Separate research examining the impacts of rezoning over longer stretches of time has generally found that any short-term housing-cost increases are later reversed when newly constructed homes — made possible by looser zoning rules — eventually come onto the market and drive down prices.
In addition, research findings have also led some to suggest that when it comes to upzoning, the size of the upzoned area makes a difference.
For example, one paper found that a large upzoning effort in Sao Paulo led to significant levels of new construction and a reduction in housing costs throughout the city.
“If more places — San Francisco and throughout the region — are zoned for multifamily, the value of multifamily-zoned land won't be such a scarce commodity anymore,” said Sarah Karlinsky, research director at UC Berkeley’s Terner Center for Housing Innovation.
In other words, when only a small geographic area is rezoned, it naturally becomes especially appealing for developers to buy. However, “if there are lots and lots of places that you can build apartments, then that will have a moderating effect on the price of land,” said Karlinsky.
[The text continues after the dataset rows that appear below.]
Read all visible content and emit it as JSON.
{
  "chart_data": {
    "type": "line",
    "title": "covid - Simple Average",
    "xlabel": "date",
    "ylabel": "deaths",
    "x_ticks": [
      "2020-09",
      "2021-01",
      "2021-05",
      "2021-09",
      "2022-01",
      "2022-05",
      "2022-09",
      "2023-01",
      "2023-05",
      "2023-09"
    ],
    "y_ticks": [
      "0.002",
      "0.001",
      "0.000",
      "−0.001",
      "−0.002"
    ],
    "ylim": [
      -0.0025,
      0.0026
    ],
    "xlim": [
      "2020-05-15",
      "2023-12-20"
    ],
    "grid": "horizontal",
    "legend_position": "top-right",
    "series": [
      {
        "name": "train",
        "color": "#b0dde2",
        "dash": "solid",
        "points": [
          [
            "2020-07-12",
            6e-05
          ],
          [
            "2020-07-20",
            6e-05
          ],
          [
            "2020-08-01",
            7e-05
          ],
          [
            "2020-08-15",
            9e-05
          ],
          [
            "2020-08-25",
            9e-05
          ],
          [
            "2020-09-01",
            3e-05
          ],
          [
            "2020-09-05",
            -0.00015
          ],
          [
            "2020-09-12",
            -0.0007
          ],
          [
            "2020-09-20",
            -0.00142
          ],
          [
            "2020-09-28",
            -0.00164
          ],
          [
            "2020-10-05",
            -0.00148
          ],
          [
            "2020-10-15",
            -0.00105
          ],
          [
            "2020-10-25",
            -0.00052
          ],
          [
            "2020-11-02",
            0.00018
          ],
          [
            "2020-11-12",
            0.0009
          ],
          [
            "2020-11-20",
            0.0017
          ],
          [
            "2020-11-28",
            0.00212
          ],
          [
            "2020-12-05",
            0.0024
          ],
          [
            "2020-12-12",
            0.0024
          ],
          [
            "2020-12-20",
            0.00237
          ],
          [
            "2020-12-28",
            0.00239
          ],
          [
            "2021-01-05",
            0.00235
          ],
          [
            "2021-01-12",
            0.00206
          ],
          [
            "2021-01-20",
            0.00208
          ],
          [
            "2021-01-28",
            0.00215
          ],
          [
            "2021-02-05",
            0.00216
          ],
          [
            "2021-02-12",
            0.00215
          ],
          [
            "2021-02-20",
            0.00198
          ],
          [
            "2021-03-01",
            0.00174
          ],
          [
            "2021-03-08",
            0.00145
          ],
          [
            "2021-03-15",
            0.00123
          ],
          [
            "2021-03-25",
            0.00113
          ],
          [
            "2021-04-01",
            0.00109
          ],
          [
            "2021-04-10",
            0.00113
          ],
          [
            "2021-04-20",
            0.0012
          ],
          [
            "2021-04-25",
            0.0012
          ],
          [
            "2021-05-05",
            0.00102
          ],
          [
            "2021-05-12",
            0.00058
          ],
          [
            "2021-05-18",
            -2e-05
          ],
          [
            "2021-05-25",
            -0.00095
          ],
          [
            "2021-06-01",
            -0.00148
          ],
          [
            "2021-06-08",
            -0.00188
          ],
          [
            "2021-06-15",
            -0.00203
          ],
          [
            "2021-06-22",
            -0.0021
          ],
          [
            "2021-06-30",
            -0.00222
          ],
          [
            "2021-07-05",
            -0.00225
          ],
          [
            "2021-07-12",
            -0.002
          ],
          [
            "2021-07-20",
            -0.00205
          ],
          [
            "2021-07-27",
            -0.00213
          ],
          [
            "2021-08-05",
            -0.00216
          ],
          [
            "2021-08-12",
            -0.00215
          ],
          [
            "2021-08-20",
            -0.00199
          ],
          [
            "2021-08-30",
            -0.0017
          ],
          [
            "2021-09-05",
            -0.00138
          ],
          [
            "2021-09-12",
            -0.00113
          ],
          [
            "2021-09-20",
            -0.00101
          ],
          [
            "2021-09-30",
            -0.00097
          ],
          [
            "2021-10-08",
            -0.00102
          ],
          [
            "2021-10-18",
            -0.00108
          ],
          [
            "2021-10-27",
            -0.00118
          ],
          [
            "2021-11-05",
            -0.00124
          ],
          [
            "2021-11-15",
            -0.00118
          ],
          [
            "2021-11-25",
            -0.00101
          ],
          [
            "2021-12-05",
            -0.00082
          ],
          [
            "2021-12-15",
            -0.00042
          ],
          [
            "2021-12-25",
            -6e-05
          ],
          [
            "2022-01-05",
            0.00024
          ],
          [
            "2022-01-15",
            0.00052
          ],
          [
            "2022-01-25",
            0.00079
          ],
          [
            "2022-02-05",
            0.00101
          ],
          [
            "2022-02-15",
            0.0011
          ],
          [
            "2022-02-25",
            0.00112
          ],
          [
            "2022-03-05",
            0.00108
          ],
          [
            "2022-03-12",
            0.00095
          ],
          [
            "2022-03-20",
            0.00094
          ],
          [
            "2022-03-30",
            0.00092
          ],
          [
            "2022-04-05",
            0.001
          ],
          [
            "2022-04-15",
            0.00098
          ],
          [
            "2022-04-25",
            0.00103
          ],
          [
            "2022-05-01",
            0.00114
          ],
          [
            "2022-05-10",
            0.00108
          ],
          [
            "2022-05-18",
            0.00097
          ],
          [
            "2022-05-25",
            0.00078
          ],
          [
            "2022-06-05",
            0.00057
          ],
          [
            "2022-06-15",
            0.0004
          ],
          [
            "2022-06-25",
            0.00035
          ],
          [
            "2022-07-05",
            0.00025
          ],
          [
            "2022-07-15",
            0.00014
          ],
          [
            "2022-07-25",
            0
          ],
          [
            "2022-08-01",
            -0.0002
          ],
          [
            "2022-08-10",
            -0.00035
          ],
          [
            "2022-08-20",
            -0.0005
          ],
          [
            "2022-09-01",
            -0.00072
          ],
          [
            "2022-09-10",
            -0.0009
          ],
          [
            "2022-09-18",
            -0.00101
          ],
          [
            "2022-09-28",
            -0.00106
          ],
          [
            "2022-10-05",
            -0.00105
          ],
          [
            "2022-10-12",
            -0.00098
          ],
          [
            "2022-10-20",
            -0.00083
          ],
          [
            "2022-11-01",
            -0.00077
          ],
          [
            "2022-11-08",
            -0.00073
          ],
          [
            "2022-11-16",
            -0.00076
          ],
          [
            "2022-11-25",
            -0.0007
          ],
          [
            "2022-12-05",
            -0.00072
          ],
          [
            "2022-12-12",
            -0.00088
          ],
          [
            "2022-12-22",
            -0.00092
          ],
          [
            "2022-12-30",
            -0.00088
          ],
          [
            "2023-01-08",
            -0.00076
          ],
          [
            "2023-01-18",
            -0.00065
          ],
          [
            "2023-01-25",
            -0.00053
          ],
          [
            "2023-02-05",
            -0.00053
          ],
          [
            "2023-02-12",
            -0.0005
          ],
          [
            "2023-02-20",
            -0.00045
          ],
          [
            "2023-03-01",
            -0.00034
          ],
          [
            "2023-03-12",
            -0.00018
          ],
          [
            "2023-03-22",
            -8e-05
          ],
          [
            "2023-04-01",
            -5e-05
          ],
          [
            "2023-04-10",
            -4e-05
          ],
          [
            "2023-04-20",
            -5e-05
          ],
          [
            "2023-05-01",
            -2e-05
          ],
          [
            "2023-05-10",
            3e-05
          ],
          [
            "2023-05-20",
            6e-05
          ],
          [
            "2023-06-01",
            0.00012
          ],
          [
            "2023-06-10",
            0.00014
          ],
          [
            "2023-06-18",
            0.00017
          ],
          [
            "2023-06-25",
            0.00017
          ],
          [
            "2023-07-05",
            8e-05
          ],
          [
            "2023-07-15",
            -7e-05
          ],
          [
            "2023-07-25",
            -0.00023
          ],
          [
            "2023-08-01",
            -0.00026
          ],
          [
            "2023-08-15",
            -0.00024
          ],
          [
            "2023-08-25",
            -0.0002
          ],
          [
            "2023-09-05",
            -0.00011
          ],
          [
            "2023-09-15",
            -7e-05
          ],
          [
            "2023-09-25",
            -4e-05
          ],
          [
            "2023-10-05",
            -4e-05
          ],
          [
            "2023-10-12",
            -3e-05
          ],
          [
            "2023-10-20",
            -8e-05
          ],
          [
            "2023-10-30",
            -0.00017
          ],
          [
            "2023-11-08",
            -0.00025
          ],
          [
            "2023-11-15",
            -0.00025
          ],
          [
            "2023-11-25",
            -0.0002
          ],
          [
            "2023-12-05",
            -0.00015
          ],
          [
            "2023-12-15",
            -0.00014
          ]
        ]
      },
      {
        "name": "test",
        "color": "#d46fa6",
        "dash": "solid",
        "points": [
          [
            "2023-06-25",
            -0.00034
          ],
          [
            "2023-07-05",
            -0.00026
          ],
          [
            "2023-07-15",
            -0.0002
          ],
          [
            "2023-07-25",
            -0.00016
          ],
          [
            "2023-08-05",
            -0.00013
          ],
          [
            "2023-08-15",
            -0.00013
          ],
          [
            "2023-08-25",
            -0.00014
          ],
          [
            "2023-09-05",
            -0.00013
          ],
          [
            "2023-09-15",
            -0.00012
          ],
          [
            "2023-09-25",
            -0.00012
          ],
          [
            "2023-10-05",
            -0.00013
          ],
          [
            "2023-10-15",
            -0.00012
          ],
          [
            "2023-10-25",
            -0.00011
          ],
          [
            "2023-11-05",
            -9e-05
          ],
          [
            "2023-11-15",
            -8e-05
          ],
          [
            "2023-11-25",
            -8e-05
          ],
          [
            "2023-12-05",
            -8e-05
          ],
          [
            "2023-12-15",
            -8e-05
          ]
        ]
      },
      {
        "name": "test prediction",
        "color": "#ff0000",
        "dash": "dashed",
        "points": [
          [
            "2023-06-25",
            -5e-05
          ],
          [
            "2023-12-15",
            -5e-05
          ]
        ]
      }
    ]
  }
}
But how it all plays out in practice — and whether or not higher property values actually translate into higher rents and less-affordable homes — seems to vary quite a bit from city to city and even neighborhood to neighborhood.
“It's a little unclear,” Karlinsky said. “And there are a lot of factors that go into that.”
Those factors can include elements such as an area’s affluence, the type of housing that already exists there, and even its walkability, according to one review of the academic literature also authored by Freemark.
What it means for SF
With so many potential factors at play, The Examiner reached out to Freemark for his take on how upzoning is likely to play out in San Francisco.
“Given the general desirability of San Francisco, I would suspect that the most substantial impact of the city's large upzoning plan will be an increase in construction,” he said in an emailed exchange.
Still, such construction, and the affordability gains many hope it will bring, could take years to materialize.
As San Francisco’s recently submitted upzoning proposal works its way through the legislative process, separate efforts are underway to pass companion measures intended to boost tenant protections and also pave the way for an expansion of publicly subsidized affordable housing for low-income residents.
But some remain skeptical that these efforts will be sufficient to deal with the housing disruptions that upzoning may unleash.
“I think that the challenge around displacement is real,” said Quintin Mecke, the executive director of the Council of Community Housing Organizations, which advocates for affordable housing in San Francisco. “That’s small businesses. That's low income households. That's communities of color. And we just make that part of the equation, rather than challenging that.”